The cache problem is worst for language because its usually made entirely of cache. Most words/phrases are understood by example instead of reading a dictionary or thinking of your own definitions. I’ll give an example of a phrase most people have an incorrect cache for. Then I’ll try to cause your cache of that phrase to be updated by making you think about something relevant to the phrase which is not in most peoples’ cache of it. Its something which, by definition, should be included but for other reasons will usually not be included.
“Affirmative action” means for certain categories including religion and race, those who tend to be discriminated against are given preference when the choices are approximately equal.
Most people have caches for common races and religions, especially about black people in USA because of the history of slavery in USA. Higher quantity of relevant events gets more cache. More cache makes it harder to define.

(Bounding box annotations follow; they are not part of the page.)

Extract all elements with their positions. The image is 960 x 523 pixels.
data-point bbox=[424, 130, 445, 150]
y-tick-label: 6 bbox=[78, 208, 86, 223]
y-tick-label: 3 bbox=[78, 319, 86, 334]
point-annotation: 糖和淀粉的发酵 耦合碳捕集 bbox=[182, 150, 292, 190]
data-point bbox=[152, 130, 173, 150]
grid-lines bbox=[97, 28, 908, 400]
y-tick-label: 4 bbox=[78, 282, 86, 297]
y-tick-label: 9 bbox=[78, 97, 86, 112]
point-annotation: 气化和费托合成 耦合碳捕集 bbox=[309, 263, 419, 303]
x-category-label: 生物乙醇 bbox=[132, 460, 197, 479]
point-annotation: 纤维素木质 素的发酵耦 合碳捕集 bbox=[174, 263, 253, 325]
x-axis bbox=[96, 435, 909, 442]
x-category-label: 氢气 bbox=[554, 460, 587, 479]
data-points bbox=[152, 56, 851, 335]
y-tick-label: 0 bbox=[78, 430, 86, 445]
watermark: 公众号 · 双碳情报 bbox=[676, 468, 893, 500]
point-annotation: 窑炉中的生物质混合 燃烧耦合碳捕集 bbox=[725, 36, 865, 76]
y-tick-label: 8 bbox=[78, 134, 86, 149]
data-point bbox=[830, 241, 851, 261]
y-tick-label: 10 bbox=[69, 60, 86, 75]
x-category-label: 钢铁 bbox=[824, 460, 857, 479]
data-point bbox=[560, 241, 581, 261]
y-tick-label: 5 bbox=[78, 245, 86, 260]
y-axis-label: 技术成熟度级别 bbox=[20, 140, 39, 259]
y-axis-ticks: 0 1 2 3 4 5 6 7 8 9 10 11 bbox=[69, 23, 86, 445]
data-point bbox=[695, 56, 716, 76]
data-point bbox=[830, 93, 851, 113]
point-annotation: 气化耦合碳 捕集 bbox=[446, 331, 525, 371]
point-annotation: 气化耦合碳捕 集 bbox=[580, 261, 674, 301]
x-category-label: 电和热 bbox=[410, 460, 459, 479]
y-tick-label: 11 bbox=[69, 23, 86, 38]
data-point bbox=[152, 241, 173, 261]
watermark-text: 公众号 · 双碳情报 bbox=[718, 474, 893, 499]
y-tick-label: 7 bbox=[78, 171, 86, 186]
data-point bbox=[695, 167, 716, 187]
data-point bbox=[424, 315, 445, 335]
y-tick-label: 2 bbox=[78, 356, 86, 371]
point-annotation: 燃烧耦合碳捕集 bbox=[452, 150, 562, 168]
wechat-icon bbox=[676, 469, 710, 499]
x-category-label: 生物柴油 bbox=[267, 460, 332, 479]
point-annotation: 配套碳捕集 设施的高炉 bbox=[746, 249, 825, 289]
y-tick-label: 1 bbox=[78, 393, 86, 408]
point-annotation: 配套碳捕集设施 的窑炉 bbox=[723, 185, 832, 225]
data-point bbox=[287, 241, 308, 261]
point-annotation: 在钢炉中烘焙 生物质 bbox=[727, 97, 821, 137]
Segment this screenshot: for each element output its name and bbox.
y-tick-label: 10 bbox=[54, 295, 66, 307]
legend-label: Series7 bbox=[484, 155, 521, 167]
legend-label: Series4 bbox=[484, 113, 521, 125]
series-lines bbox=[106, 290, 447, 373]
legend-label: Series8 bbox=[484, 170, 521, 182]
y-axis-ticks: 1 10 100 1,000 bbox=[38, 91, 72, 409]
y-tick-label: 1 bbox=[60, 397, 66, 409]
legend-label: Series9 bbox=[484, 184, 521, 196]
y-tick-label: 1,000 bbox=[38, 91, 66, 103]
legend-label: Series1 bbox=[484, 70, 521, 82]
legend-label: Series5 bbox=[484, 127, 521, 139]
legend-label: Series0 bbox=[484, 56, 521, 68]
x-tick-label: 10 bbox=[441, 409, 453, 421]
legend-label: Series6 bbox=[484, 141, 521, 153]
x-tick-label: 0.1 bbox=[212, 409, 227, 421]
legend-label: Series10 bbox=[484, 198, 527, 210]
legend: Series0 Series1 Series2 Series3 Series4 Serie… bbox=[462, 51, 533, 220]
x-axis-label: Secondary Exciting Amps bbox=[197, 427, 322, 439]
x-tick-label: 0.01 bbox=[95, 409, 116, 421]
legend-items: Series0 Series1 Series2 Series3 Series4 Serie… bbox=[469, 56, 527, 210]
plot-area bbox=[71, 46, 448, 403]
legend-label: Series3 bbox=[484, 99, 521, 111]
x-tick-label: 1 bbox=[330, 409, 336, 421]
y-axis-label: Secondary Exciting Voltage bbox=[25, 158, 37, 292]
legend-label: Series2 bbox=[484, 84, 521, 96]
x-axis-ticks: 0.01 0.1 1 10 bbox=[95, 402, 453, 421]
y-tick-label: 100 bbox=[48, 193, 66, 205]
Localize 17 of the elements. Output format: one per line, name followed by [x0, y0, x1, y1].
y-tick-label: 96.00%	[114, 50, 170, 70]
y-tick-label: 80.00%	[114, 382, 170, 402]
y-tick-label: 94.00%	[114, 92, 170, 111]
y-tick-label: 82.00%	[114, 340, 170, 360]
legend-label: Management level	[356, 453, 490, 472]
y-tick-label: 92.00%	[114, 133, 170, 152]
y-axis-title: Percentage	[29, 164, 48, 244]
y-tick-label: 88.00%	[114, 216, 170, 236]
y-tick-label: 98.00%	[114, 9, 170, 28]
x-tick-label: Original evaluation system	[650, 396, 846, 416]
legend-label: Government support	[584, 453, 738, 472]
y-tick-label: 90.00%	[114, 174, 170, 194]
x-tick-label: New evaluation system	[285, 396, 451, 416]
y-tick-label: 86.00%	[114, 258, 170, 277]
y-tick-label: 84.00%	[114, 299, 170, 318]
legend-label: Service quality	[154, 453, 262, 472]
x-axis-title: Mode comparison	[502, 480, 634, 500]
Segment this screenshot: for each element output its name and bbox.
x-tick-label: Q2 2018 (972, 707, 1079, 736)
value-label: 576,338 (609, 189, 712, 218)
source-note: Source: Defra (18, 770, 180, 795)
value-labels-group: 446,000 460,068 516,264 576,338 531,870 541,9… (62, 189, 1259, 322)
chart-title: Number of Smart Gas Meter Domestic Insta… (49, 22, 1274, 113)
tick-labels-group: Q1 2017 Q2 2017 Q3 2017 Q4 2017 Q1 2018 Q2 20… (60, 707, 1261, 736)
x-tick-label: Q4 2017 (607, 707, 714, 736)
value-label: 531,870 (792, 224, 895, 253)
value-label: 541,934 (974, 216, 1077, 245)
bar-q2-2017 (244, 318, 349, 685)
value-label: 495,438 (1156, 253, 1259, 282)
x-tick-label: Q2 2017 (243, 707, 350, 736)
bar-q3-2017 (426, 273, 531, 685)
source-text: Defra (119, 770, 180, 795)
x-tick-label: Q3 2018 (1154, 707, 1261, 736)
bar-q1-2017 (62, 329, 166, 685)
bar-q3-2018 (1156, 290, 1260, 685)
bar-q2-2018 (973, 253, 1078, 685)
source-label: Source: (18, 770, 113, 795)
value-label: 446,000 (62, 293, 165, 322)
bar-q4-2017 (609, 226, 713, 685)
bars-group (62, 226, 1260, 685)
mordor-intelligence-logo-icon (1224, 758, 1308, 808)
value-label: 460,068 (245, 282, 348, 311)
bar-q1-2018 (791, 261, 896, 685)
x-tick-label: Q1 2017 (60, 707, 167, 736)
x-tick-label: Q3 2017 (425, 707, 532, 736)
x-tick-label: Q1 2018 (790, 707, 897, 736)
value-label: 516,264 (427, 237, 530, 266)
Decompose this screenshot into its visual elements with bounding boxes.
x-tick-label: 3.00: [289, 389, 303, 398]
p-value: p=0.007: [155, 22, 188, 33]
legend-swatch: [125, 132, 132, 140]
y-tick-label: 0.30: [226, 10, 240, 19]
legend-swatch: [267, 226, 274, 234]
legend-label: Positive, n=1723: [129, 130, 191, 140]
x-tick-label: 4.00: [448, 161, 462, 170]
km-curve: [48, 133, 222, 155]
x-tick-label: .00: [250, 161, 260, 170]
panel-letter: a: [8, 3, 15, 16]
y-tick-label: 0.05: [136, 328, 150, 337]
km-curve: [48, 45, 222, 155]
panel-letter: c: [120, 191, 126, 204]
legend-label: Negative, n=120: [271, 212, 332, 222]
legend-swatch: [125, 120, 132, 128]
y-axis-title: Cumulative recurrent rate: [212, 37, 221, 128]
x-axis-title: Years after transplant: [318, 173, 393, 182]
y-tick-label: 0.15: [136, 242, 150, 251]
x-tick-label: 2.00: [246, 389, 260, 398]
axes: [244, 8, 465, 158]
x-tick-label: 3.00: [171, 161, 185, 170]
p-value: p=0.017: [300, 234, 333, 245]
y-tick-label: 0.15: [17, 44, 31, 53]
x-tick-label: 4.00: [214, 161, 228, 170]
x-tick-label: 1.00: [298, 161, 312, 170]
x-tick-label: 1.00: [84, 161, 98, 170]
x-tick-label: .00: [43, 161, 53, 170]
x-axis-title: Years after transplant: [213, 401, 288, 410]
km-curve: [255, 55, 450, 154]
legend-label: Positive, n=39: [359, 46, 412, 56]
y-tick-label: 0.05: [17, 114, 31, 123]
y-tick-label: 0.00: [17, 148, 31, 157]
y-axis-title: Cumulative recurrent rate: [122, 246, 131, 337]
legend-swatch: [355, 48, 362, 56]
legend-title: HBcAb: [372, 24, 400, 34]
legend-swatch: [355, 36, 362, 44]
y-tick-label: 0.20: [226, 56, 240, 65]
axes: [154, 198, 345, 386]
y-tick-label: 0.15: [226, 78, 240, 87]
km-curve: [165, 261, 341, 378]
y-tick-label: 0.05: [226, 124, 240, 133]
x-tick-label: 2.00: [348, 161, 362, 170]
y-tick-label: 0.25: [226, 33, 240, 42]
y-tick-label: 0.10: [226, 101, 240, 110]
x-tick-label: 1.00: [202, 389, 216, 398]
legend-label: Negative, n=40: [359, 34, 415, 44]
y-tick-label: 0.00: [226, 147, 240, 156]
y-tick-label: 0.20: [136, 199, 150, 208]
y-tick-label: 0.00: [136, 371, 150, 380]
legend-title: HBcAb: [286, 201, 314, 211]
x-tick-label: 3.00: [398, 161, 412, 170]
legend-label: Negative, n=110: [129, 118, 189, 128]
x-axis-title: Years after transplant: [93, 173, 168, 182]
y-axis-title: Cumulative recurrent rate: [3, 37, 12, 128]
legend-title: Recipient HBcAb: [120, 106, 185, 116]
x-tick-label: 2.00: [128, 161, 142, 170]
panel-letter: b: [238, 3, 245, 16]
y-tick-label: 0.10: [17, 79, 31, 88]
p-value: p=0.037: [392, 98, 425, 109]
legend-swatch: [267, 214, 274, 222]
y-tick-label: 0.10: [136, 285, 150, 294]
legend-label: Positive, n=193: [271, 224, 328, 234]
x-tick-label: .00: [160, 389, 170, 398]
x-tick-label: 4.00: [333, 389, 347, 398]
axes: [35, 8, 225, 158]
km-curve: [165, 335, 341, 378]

One who thinks one acts in affirmative action ways for religion would usually redefine “affirmative action” when they sneeze and instead of hearing “God bless you” they hear “Devil bless you. I hope you don’t discriminate against devil worshippers.” Usually the definition is updated to end with “except for devil worshippers” and/or an exclusion is added to the cache. Then, one may consider previous incorrect uses of the phrase “affirmative action”. The cache did not mean what they thought it meant.
We should distrust all language until we convert it from cache to definitions.
Language usually is not verified and stays as cache. It appears to be low pressure because no pressure is remembered. Its expected to always be cache. Its experienced as high pressure when one chooses a different definition. High pressure is what causes us to reevaluate our beliefs, and with language, reevaluating our beliefs leads to high pressure. With language, neither of those things tends to be first so neither happens usually. Many things are that way but it applies to language the most.
Example of changing cache to definition resulting in high pressure to change back to cache: Using the same words for both sides of a war regardless of which side your country is on can be the result of defining those words. A common belief is soldiers should be respected and enemy combatants deserve what they get. Language is full of stateful words like those. If you think in stateful words, then the cost of learning is multiplied by the number of states at each branch in your thinking. If you don’t convert cache to definition (to verify later caches of the same idea), then such trees of assumptions and contexts are not verified, which merge with other such trees and form a tangled mess of exceptions to every rule which eventually prevents you from defining something based on those caches. That’s why most people think its impossible to have no contradictions in your mind, which is why they choose to believe new things which they know have unsolvable contradictions.